Personally my favourite ever is C, so basic yet hugely powerful, compact and as fast as it gets unless you hanker for something a little more masochistic like assembly language of (no! pleeese!) machine code, which counts as self abuse these days!


C is so 'pure' and compact and elegant, I always found it hugely satisfying, plus being able to do all the really tricky stuff that many other languages couldn't do could be very gratifying. But it's hard work. There isn't even a string data type! You have to maintain contiguous arrays in memory, with a zero to mark the end of string (though the standard library includes functions to do the common string handling). And if you want any kind of sophisticated data structures, and especially collections, it's do it yourself, no just instantiating a collection,. then using an add method. But when you write your own sorting algorithm's and suchlike, it has a deeply satisfying feeling when you finally get it to work without crashing the whole PC (C's good for doing that too!).
The .net languages are worth looking at too, especially C# if you like C/C++ type syntax, but not need all the manual memory management etc. And lots of easy user interface stuff (drag and drop forms creation) - coding interfaces at 3GL languages can be sooo tedious!

 

[Outdated]

and as fast as it gets unless you hanker for something a little more masochistic like assembly language of (no! pleeese!) machine code, which counts as self abuse these days!

You just perfectly described my teen years.

 

[vergil96]

I don't really like Python that much. It's slow. Even a simple app runs slowly. But it's an interpreted language, so no wonder.

which I believe also has a similar object-oriented model to Python.

Objects in Python are an impovisation... I can't recall now, the way they're implemented has terrible loopholes. A prankster could easily exploit it, for example, you can manually change fields of any object you have access to and Python won't disallow it. The way Python works is also very incoherent sometimes... I used it for a long time. It's good for quick scripting, but it has many drawbacks. I would also advise against learning it as the first programming language, as it has dynamic typing and you completely skip memory management, which doesn't teach crucial programming skills. Java or C# would be better in my opinion. C and C++ can be a tad difficult, but they're a must-know.

compact and as fast as it gets unless you hanker for something a little more masochistic like assembly language of (no! pleeese!) machine code, which counts as self abuse these days!

Assembler was fun. There are a lot of things that are easy that most people consider self-abuse... "Easy" and "hard" are subjective concepts.
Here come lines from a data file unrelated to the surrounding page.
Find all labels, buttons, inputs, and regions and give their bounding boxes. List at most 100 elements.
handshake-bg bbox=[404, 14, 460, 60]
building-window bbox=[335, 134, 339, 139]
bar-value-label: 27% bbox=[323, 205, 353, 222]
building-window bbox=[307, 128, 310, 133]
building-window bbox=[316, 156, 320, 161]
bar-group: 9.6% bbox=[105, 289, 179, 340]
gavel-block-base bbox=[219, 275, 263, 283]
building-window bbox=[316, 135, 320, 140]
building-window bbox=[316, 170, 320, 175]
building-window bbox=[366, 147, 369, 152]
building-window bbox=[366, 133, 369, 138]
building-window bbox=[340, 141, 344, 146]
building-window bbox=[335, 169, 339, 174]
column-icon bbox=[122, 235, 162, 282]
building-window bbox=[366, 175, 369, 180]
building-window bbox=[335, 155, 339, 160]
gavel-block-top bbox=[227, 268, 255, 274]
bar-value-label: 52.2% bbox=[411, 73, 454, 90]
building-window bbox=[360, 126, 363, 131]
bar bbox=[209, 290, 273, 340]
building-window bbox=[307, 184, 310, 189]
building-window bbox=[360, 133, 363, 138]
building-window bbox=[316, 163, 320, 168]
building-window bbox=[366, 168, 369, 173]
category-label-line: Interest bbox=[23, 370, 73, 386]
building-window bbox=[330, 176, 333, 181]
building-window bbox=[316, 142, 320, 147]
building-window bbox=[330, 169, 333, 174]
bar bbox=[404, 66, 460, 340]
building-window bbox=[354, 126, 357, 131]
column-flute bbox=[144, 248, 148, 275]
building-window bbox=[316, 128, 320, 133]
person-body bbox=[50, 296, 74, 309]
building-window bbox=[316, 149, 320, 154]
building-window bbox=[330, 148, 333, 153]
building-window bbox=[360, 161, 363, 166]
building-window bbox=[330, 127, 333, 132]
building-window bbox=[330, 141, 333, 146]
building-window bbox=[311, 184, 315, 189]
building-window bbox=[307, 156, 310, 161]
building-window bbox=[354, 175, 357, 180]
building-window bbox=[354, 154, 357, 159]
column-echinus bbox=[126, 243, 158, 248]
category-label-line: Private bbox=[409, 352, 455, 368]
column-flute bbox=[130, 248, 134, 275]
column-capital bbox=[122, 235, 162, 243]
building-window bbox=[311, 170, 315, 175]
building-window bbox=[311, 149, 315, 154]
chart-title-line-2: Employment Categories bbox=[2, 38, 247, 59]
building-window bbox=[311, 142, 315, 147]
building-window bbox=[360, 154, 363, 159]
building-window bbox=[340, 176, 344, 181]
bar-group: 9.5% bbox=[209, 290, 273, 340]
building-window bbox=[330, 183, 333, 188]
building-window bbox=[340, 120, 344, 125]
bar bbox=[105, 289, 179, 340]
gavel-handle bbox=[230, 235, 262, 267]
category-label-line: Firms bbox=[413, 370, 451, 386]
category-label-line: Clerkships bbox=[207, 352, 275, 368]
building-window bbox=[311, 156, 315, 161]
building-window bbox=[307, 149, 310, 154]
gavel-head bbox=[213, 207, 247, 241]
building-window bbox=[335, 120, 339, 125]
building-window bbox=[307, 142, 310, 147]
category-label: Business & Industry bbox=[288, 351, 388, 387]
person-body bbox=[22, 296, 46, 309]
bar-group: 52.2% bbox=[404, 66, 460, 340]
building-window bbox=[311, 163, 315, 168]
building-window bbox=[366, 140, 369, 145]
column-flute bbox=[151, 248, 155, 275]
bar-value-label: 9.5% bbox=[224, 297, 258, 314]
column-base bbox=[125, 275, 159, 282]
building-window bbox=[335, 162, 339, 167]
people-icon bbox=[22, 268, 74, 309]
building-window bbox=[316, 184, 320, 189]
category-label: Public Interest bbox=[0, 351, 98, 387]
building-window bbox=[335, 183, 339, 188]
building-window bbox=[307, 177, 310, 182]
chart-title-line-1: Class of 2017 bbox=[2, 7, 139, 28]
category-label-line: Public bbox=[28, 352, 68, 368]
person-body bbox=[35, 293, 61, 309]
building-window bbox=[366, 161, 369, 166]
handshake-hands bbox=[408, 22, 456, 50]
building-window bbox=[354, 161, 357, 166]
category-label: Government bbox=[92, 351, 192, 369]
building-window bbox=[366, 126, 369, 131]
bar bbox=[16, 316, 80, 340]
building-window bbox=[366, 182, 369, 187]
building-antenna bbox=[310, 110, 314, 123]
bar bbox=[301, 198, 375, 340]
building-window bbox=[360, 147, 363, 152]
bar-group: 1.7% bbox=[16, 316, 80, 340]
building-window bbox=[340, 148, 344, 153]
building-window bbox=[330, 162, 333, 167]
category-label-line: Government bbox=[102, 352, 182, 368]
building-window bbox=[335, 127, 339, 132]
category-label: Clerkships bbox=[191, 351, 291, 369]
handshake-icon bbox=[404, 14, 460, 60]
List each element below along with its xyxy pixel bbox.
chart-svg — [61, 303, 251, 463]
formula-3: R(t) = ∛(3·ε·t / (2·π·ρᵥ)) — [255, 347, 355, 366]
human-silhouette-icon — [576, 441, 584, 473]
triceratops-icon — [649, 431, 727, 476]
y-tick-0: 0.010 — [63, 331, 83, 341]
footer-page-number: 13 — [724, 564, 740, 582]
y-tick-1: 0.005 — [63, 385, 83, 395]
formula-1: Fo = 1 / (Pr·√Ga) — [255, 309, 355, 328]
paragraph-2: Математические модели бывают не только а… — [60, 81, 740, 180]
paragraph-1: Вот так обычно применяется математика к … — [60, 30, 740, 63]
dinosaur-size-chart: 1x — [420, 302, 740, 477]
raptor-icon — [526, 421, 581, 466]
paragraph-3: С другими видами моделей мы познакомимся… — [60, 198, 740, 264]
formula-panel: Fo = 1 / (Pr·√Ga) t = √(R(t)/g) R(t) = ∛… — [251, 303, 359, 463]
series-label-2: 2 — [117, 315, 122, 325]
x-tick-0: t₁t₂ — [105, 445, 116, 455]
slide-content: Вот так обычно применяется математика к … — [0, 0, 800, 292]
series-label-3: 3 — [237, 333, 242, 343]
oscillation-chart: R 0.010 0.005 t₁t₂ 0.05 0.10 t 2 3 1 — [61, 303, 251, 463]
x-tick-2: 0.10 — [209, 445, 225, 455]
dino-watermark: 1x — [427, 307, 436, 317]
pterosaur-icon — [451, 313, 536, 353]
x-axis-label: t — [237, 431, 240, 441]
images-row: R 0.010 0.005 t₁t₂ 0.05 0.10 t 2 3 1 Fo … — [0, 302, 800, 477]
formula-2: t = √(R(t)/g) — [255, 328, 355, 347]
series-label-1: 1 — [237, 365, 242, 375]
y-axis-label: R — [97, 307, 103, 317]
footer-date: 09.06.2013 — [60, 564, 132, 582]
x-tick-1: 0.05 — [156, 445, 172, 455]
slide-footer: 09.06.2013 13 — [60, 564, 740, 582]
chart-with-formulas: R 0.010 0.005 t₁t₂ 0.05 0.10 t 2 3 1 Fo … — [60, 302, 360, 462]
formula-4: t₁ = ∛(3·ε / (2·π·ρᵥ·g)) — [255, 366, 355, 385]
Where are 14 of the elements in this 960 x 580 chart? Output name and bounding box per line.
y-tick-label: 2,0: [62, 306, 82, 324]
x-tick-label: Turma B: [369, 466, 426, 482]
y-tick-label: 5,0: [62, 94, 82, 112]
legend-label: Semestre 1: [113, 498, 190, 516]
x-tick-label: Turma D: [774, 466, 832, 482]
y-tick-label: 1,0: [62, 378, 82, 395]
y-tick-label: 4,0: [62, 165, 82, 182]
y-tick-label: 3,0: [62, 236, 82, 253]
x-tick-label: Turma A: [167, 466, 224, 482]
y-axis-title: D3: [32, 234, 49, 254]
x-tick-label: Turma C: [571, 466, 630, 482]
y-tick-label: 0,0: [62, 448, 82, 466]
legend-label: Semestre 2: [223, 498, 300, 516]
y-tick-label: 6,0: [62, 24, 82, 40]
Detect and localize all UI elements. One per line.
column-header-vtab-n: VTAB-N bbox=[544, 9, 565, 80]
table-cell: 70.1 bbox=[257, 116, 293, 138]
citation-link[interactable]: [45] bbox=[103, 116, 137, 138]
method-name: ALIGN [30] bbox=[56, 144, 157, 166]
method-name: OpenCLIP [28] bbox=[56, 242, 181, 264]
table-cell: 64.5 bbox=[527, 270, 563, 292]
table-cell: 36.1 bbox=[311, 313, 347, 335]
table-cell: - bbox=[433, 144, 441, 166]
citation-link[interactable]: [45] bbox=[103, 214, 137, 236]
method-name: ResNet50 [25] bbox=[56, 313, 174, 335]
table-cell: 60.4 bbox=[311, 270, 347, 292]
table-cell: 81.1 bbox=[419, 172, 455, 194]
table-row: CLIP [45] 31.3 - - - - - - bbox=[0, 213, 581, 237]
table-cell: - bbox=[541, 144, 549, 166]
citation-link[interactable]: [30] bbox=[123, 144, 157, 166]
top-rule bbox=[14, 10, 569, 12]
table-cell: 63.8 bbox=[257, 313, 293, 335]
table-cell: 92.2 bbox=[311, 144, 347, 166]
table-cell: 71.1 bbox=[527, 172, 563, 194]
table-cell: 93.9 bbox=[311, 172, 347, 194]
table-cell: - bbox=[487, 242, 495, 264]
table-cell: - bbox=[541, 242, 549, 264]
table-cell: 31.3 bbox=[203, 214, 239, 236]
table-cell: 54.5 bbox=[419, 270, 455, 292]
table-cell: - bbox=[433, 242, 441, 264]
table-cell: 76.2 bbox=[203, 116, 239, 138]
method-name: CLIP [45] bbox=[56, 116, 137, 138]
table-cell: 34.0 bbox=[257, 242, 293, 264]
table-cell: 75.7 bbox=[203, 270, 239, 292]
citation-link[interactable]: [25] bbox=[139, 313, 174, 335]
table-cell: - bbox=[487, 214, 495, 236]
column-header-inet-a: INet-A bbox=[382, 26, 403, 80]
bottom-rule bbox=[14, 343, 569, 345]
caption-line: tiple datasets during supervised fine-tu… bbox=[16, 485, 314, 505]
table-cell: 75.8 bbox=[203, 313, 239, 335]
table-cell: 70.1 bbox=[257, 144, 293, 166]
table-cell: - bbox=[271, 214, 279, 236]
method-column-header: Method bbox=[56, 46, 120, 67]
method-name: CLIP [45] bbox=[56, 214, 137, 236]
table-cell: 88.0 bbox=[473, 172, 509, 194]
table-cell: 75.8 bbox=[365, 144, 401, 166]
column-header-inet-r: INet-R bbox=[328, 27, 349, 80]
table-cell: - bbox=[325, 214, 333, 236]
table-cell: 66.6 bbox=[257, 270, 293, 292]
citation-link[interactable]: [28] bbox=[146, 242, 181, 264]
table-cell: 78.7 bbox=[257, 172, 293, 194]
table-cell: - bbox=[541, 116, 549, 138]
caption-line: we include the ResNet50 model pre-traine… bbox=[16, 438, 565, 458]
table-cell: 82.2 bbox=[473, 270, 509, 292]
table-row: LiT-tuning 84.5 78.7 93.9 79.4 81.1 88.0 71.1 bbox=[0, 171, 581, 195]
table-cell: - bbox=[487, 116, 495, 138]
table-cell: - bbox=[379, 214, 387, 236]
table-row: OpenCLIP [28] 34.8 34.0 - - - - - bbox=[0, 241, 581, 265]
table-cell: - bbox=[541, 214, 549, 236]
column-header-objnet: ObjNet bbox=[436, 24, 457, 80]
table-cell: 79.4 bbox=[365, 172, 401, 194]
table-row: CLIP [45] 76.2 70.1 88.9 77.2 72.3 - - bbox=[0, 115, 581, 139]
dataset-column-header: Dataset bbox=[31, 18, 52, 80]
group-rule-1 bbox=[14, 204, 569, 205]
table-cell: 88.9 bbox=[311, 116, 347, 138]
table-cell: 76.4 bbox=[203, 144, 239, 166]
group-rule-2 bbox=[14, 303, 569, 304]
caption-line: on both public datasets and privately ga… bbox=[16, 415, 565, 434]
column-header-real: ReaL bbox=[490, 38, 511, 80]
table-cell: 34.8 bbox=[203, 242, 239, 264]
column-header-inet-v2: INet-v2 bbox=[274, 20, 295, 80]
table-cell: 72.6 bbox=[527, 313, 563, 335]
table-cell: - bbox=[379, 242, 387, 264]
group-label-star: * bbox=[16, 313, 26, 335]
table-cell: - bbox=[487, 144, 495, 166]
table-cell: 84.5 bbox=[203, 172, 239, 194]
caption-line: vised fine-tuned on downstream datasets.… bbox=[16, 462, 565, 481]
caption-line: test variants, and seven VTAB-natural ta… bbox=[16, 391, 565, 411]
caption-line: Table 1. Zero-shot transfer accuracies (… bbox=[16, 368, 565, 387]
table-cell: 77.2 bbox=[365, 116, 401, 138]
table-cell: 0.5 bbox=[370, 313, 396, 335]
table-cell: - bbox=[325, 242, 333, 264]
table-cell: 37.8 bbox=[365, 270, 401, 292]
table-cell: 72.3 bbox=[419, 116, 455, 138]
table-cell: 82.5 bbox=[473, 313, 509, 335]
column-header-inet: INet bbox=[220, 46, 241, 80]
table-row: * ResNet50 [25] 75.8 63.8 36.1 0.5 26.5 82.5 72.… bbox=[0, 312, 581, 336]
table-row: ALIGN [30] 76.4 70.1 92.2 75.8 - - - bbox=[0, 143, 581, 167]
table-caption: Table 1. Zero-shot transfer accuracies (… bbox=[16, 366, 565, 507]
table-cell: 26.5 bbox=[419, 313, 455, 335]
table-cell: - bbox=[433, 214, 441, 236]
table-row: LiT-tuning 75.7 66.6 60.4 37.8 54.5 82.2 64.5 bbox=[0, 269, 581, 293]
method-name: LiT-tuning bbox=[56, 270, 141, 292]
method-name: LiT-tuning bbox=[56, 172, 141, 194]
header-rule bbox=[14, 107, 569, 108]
But I'm the guy who codes in gedit and compiles in terminal, lol, so everything depends on the viewpoint.

 

[Boogs]

Assembler was fun. There are a lot of things that are easy that most people consider self-abuse... "Easy" and "hard" are subjective concepts. But I'm the guy who codes in gedit and compiles in terminal, lol, so everything depends on the viewpoint.

I found it great for learning about how a cpu basically works, but for anything serious in size, I'd get bored long before I could produce something that worked. And since in most cases, the difference between that and C was so minimal it wasn't worth it. maybe a small object file with something truly time critical, or to manipulate some hidden recess of the machine that other languages couldn't reach too well, linked to some C, but beyond that, no thanks!
The self-abuse comment was just a joke (yeah, i know, tell me about it! ), and honestly, having to count the bytes to work out jmp instruction, was too much for me. That's something I'm happy for the machine to do, it's just boring.